Denmark's Lundbeck will buy U.S. drug developer Alder BioPharmaceuticals in a deal valued at almost $2 billion.
Lundbeck, specializing in brain diseases such as Alzheimer's and depression, has sought acquisitions and partnerships as it faces patent expirations and competition from generic drugs.
Alder, whose board has unanimously approved the takeover, develops preventative treatments of migraine in adults and has submitted a Biologics License Application for its eptinezumab antibody to the FDA in February this year.
"The acquisition will accelerate and diversify Lundbeck's revenue growth starting in 2020 as well as enhancing our antibody process development capabilities," Lundbeck's chief executive, Deborah Dunsire, said in a statement on Monday.
Lundbeck said the deal, to be funded through cash and bank financing, would impact its full-year operating profit forecast as well as cashflow, depending on the timing of closing, which is expected in the fourth quarter of this year.
"The deal comes as no surprise. There are some patent expirations due on key products in the coming years, so they have to strengthen their product portfolio," Sydbank's senior analyst Soren Lontoft told Reuters.

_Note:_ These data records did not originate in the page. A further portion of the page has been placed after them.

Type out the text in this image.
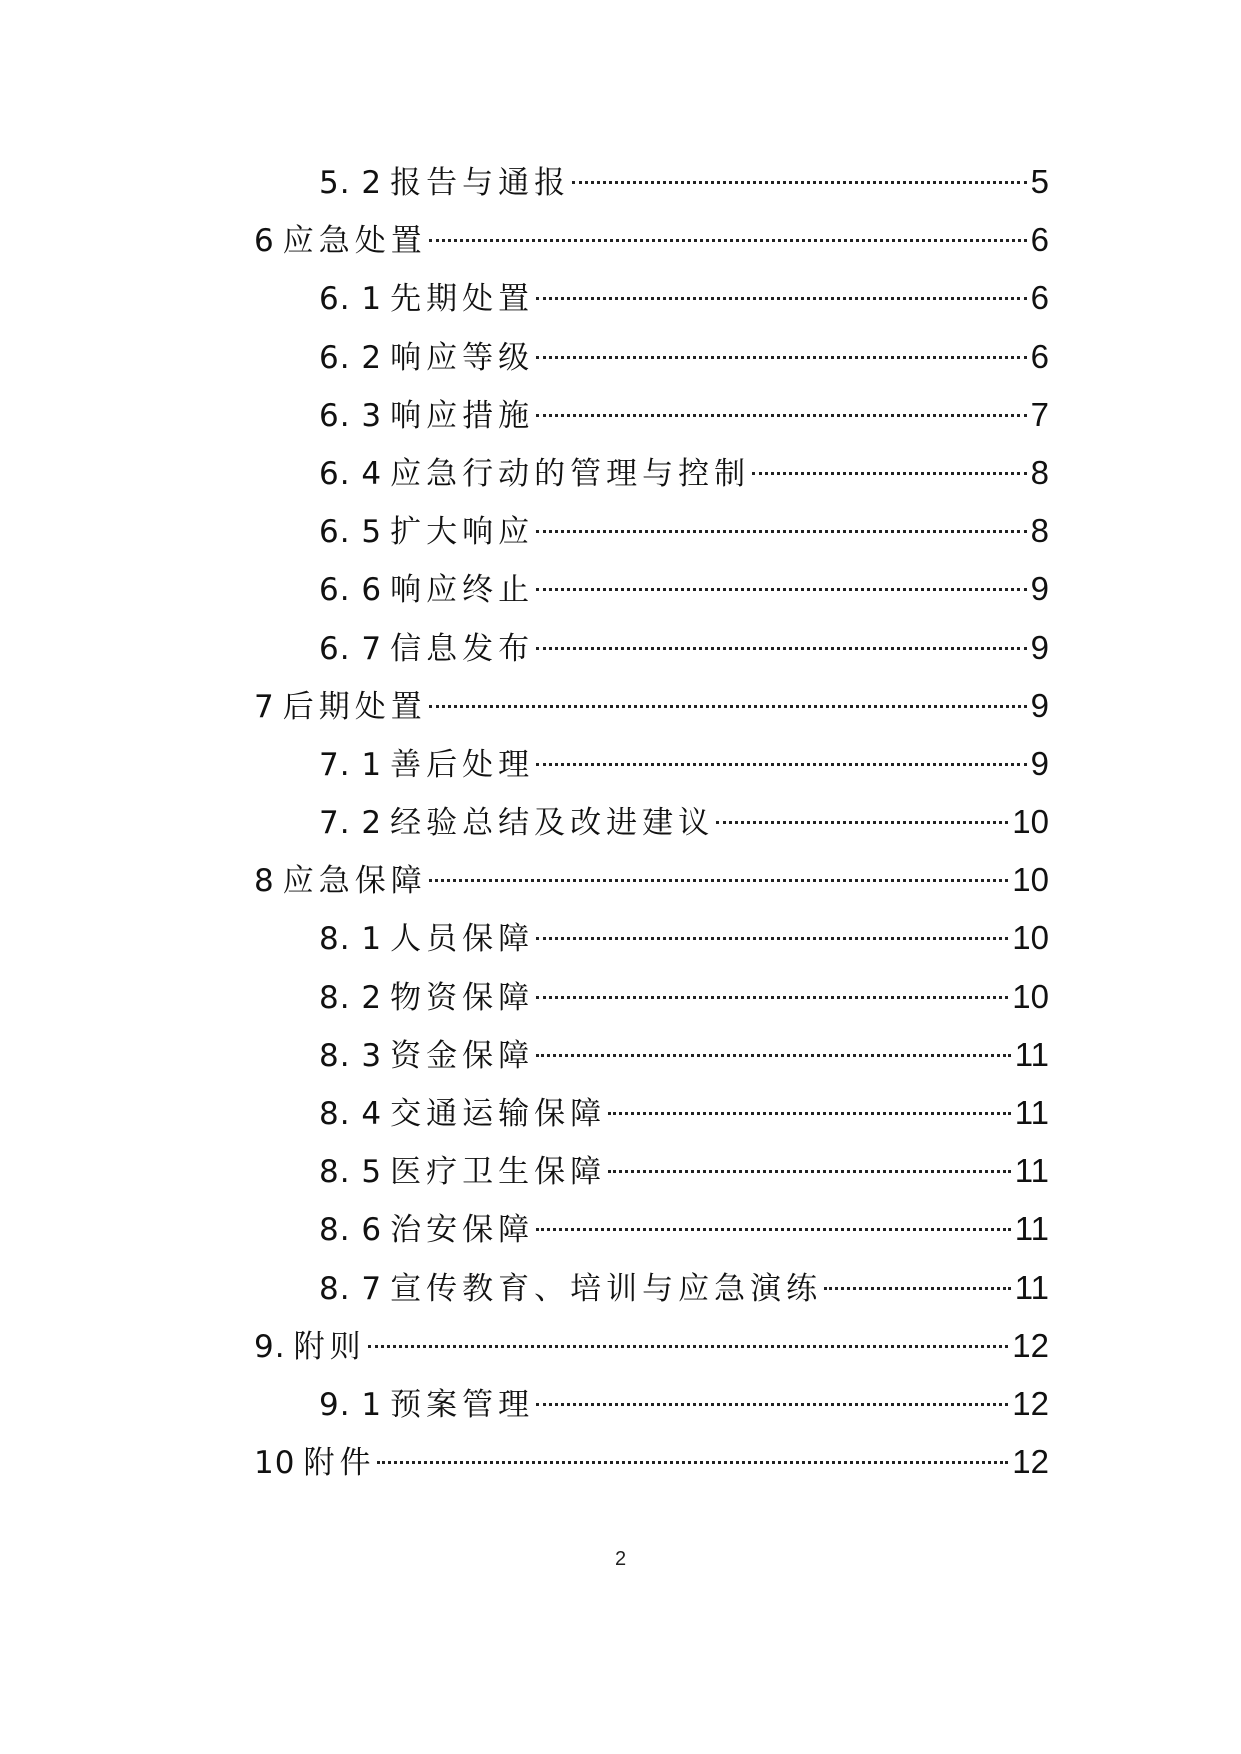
5. 2 报告与通报	5
6 应急处置	6
6. 1 先期处置	6
6. 2 响应等级	6
6. 3 响应措施	7
6. 4 应急行动的管理与控制	8
6. 5 扩大响应	8
6. 6 响应终止	9
6. 7 信息发布	9
7 后期处置	9
7. 1 善后处理	9
7. 2 经验总结及改进建议	10
8 应急保障	10
8. 1 人员保障	10
8. 2 物资保障	10
8. 3 资金保障	11
8. 4 交通运输保障	11
8. 5 医疗卫生保障	11
8. 6 治安保障	11
8. 7 宣传教育、培训与应急演练	11
9. 附则	12
9. 1 预案管理	12
10 附件	12
2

"They have been missing late-stage products, and that is what they get with this acquisition," Lontoft added.
Shares in Lundbeck dipped 1.18% when they opened on Monday.
If the transaction, valued at up to $1.95 billion, is closed on Nov 1, 2019, the company expects transaction costs of about 200 million Danish crowns ($30 million) and integration and retention costs of 400-500 million.
In the same scenario, Lundbeck said it would pay two months of Alder's operating costs, seen at around 325-400 million Danish crowns.
Lundbeck expects to submit the eptinezumab antibody for regulatory approval in the European Union during 2020, and later in other regions China and Japan.
"With patent protection going into the 2030's, eptinezumab will be a significant and sustainable growth driver for Lundbeck," Dunsire said.
Lundbeck will buy the outstanding shares of Alder for an upfront payment of $18 per share and a further $2 to shareholders upon approval of eptinezumab by the European Medicines Agency.
The deal will not change its dividend policy, it added.